Debería ser capaz de morir ante semejante herida. Pero mis intestinos rebanados se están curando. Mi hígado también. Mi pulmón derecho colapsado por su entrada a la cabina de control, ahora funciona. Ya puedo respirar aire en vez de sangre. Mi heroica y justiciera mano derecha colgando de la piel como represalia final del monstruo, recuperó su lugar y ahora siento un hormigueo porque mis dedos vuelven a moverse. La sangre fluye en mí. Me siento renovada. Son apenas las 00:36 horas y el efecto ha desaparecido.
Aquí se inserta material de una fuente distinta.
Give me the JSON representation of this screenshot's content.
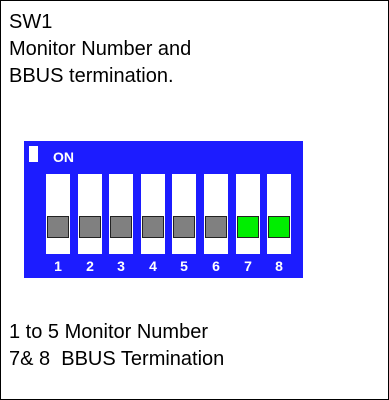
{
  "header": {
    "line1": "SW1",
    "line2": "Monitor Number and",
    "line3": "BBUS termination."
  },
  "dip_switch": {
    "on_label": "ON",
    "colors": {
      "body": "#1c1cff",
      "off_knob": "#808080",
      "on_knob": "#00ee00"
    },
    "switches": [
      {
        "number": "1",
        "state": "off"
      },
      {
        "number": "2",
        "state": "off"
      },
      {
        "number": "3",
        "state": "off"
      },
      {
        "number": "4",
        "state": "off"
      },
      {
        "number": "5",
        "state": "off"
      },
      {
        "number": "6",
        "state": "off"
      },
      {
        "number": "7",
        "state": "on"
      },
      {
        "number": "8",
        "state": "on"
      }
    ]
  },
  "notes": {
    "line1": "1 to 5 Monitor Number",
    "line2": "7& 8  BBUS Termination"
  }
}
Siempre fui una buena estudiante. Sola, despreciada, maltratada, abusada por mis pares en la primaria y la secundaria. Esas idiotas, ellas, que son poco para mí, para cualquiera. Jamás podrían soportar este tipo de prueba. No me alcanzaba con leer novelas románticas y los amoríos con vampiros y hombres lobo no estaban de moda. Por eso me refugié en un sector olvidado de la biblioteca pública. Luego bastó un browse por internet para hacerme un plano de toda la bibliografía complementaria. Todo lo que aprendí durante esos años me ayudó a encontrarme a mi misma. No todos somos hijos del bien. Mi alma, bueno yo, debería ser capaz de decidir cómo quiero educarla y fortalecerla y evolucionar. Mi tiempo es finito pero será provechoso. No, no puedo morir tan fácilmente. Y mi novio lobo no puede matarme si yo lo mato primero. Esa es la regla de este sacrificio. Otra fue no recordar nada que pudiera ayudarme. No reconocerle, ni a mi misma dentro del ritual. Y está la regla implícita: reconocerás a tu asesino antes del final.
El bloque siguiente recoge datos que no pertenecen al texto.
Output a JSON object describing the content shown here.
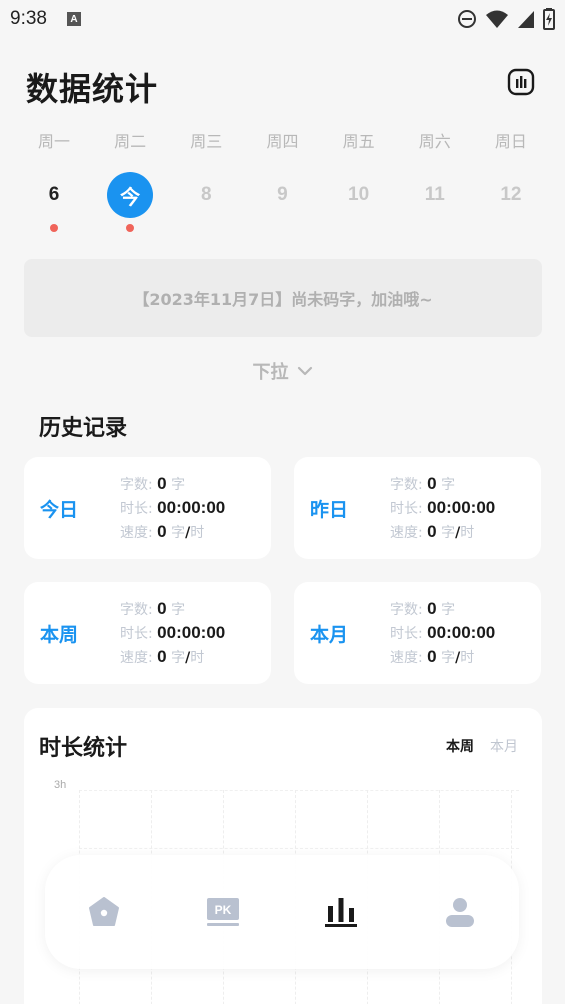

Ver su rostro cuando lo descifró, el trago que le preparé, cómo lo envenené por meses, trece para ser exactos. La reacción alérgica fue sorprendente, ja ja ja. Pobre enamorado. Tan puro que fue apto para que yo consiguiera lo que realmente me haría feliz. Si tanto me amaba debería estar contento. Gracias a él en parte, y en partes, me siento muy bien. Pero falta. Las pruebas continúan. Estoy lista…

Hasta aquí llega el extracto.